Keadilan legal atau keadilan moral.
Pidato berpendapat
bahwa keadilan dan hukum merupakan subtansi rohani umum dari masyarakat yang
membuat dan menjaga kesatuannya. Dalam suatu masyarakat yang adil setiap orang
menjalankan pekerjaannya yang menurut sifat dasarnya paling cocok bagiannya.
Pendapat pidato itu disebut keadilan moral, sedangkan sunoto menyebutkan keadilan
legal.
2.
Keadilan komutatif.
Keadilan ini bertujuan
memelihara ketertiban masyarakat dan kesejahteraan umum. Bagi Aristoteles
pengertian keadilan itu merupakan asas pertalian dan ketertiban dalam
masyarakat.
Keadilan dan
ketidakadilan tidak dapat dipisahkan dari kehidupan manusia kerena dalam
kehidupannya manusia menghadapi keadilan/ ketidakadilan setiap hari. Oleh sebab
itu, keadilan dan ketidakadilan menimbulkan daya kreatifitas manusia. Banyak
hasil seni luar dan imajinasi ketidakadilan, seperti seni drama, seni puisi,
novel, musik, film, filasafat, dan lain-lain.
Dalam kehidupan
sehari-hari sering terjadi orang “menghakimi sendiri”. Perbuatan itu sama
halnya dengan mencapai “keadilan” sendiri, yang akibatnya “ketidakadilan” bagi
yang “dihakimi”. Pada hakikatnya keadilan-keadilan tercipta mewujudkan
masyarakat yang adil, sejahtera, dan sentosa.
B. KEADILAN SOSIAL
Berbicara tentang
keadilan, kita ingat pada pancasila.
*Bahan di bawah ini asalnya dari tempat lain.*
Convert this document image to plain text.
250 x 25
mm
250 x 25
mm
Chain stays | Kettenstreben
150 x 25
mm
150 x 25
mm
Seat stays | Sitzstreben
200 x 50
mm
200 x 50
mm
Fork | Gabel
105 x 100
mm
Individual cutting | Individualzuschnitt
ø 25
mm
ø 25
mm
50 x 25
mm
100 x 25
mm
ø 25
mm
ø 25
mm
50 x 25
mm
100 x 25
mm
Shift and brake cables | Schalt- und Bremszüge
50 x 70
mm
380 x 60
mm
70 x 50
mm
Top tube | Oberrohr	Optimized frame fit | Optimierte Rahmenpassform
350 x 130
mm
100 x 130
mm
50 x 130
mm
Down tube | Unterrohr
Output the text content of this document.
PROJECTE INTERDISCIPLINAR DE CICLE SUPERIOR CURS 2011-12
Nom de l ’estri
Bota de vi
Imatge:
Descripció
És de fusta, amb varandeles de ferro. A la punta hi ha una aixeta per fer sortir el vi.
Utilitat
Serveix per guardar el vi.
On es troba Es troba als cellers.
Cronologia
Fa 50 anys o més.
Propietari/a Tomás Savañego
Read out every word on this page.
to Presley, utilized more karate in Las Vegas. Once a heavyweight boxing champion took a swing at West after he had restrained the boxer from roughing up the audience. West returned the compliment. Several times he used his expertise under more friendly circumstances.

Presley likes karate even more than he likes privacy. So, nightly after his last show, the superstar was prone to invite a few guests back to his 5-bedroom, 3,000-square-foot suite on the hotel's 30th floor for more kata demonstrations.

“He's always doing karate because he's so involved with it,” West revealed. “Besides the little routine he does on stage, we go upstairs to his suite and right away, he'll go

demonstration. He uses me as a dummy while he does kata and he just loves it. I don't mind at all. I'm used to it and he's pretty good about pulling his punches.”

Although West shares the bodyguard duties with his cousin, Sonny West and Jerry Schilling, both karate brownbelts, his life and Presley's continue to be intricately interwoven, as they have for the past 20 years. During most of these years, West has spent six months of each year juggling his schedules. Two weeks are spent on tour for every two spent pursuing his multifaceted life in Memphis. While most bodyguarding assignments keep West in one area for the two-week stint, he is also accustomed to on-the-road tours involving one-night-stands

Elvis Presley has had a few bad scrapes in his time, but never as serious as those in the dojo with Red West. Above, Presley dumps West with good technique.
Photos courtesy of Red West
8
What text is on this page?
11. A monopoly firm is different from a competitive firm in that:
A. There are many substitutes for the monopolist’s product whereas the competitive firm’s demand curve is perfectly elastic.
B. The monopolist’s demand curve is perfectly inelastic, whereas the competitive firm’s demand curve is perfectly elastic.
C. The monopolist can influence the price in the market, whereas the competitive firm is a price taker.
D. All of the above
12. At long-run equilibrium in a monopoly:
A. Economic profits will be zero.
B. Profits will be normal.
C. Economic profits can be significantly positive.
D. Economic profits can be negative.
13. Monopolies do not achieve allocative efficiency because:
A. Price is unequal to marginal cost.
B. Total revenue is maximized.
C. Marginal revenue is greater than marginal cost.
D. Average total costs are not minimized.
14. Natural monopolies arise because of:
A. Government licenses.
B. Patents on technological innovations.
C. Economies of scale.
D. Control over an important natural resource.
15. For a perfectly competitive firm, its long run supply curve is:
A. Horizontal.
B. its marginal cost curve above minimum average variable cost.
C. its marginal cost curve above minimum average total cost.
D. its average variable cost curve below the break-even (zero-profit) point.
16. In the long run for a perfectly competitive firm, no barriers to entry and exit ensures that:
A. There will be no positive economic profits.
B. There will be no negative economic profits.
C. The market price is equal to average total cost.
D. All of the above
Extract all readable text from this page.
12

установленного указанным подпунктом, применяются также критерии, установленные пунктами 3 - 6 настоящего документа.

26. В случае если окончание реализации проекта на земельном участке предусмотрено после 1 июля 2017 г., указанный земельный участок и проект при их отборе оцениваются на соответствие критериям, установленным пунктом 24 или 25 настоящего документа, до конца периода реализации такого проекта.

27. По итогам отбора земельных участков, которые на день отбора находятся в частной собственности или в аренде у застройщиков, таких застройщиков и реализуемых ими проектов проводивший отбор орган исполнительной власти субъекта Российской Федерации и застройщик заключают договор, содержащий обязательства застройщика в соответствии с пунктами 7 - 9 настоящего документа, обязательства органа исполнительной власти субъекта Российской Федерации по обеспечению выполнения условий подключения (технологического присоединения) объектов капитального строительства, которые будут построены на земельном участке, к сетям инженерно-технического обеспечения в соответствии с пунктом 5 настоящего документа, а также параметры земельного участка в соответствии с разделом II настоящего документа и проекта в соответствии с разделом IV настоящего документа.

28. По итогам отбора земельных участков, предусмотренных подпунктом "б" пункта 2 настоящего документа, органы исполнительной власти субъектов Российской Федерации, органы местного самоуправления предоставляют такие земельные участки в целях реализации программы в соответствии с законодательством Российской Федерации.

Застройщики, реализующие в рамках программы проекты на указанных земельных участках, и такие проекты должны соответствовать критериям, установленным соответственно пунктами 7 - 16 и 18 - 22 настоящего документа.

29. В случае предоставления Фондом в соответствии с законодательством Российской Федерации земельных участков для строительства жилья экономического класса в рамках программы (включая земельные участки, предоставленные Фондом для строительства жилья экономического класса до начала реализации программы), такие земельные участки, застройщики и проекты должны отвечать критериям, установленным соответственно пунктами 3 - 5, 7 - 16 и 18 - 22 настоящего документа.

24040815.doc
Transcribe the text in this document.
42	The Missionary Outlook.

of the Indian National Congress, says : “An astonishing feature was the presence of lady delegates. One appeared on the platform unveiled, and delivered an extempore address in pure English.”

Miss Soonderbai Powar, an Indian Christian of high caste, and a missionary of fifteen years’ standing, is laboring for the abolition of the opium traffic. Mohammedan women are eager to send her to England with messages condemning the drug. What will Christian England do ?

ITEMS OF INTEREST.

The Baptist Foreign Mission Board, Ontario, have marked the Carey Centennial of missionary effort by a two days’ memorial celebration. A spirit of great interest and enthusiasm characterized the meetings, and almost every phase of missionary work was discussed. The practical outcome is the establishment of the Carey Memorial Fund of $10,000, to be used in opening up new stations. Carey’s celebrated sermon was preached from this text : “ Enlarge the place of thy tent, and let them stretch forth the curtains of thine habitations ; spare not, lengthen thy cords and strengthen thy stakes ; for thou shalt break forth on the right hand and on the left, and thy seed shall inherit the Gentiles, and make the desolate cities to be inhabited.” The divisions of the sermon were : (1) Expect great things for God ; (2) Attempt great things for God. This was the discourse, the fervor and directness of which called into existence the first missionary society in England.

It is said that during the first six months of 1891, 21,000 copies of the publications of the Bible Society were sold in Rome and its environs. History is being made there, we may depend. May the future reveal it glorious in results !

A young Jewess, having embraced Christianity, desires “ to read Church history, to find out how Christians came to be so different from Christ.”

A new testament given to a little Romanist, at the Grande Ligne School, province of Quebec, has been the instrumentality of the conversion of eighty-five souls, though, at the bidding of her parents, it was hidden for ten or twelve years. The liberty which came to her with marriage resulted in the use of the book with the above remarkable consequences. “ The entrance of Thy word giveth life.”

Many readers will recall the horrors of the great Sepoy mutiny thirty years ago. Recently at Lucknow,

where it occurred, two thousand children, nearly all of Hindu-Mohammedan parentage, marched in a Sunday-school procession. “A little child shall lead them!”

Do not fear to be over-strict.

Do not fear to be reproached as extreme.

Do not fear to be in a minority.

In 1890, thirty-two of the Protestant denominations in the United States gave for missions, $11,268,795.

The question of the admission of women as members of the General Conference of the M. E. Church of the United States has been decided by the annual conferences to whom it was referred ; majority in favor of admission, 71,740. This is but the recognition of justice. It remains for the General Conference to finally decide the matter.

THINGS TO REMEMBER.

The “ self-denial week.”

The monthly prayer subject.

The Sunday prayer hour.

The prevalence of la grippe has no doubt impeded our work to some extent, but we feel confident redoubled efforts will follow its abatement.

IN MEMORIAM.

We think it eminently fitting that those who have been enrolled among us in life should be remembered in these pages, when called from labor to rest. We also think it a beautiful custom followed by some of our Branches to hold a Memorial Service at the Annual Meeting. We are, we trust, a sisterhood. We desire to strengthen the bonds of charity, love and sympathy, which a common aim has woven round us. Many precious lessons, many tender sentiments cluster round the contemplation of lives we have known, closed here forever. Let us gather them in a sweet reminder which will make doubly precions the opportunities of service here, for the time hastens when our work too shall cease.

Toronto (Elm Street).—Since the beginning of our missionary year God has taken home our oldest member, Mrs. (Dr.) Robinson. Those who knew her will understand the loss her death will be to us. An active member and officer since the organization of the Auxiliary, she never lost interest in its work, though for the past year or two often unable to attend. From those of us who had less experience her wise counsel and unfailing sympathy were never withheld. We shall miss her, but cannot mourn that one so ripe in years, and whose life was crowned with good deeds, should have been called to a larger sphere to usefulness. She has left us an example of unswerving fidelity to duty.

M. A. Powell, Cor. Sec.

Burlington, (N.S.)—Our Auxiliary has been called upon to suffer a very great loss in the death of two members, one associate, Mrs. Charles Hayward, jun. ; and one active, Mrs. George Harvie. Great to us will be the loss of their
Sila kedua: “ kemanusiaan yang adil
dan beradab”. Dan sila kelima: “keadilan sosial adalah langkah yang menentukan
untuk melaksanakannya indonesia yang adil dan makmur”.
Panitia ad-hoc MPRS
tahun 1966 memberikan perumusan sebagai berikut: “sila keadilan sosial
mengandung prinsip bahwa setiap orang di indonesia akan mendapat perlakuan yang
adil dalam bidang hukum, pilitik, ekonomi, dan kebudayaan”.
Selanjutnya untuk
mewujudkan keadilan sosial untuk diperinci perbuatan dan sikap yang perlu di
pupuk yaitu:
a.
Perbuatan luhur yang mencerminkan sikap
dan suasana kekeluargaan dan kegotongroyongan.
b.
Sikap adil terhadap sesama, menjaga
keseimbangan antara hak dan kewajiban serta menghormati hak-hak orang lain.
c.
Sikap suka memberi pertolongan kepada
orang yang memerlukan
d.
Sikap suka bekerja keras
e.
Sikap menghargai hasil karya orang lain
yang bermamfaat untuk mencapai kemajuan dan kesejahteraan bersama.
Asas yang menuju
terciptanya keadilan sosial itu akan dituangkan dalam berbagai langkah dan
kegiatan, antara lain: memalui 8 jalur pemetaraan, yaitu:
a.
Pemenuhan kebutuhan pokok rakyat banyak,
pemerataan khususnya pangan, sandang dan perumahan
b.
Pemerataan memperoleh pendidikan dan
pelayanan kesehatan
c.
Pemerataan pembagian pendapat
d.
Pemerataan kesempatan kerja
e.
Pemerataan kesempatan berusaha
f.
Kesempatan berpartisipasi dalam pembangunan,
khususnya bagi generasi muda dalam kaum wanita
g.
Pemerataan penyebaran pembangunan
diseluruh wilayah tanah air, dan
h.
Pemerataan memperoleh keadilan
Dengan pelaksanaan 8
jalur Pemerataan itu dimaksudkan pemerintahan penyejahteraan negara dan bangsa,
seperti yang dikatakan Ki Dalang: “Negara yang sangat terkenal tinggi
kewibawaanya, makmur, teratur, aman tenteram dan sejahtera”.
C. KEJUJURAN
Jujur atau kejujuran
berarti apa yang dikatakan seseorang sesuai dengan hati nuraninya. Jujur
berarti pula menempati janji atau menempati kesanggupan, baik yang telah
terlahir dan kata-kata maupun yang masih di dalam hati (niat). Jadi, seseorang
yang tidak menempati niatnya berarti mendustai dirinya sendiri. Apabila niat
tadi telah terlahir dalam kata-kata, padahal tidak tepati maka kebohongannya
disaksikan orang lain.
Berbagai macam hal yang
menyebabkan orang berbuat tidak jujur. Mungkin karena tidak rela, mungkin
karena pengaruh lingkungan. Karena sosial ekonomi, karena ingin populer, karena
sopan santun, dan untuk mendidik.
Untuk mempertahankan
suatu kejujuran, berbagai cara dan sikap perlu dipupuk. Namun, demi sopan
santun dan pendidikan, orang diperbolahkan berkata tidak jujur sampai pada
batas-batas yang dapat dibenarkan.
Maka dari sekarang
belajarlah bersifat jujur, sebab kejujuran mewujudkan keadilan, sedangkan
keadilan maupun kemuliaan adalah abadi. Jujur memberikan keberanian dan
ketentraman hati, serta menyucikan, lagi pula membuat luhurnya budi pekerti.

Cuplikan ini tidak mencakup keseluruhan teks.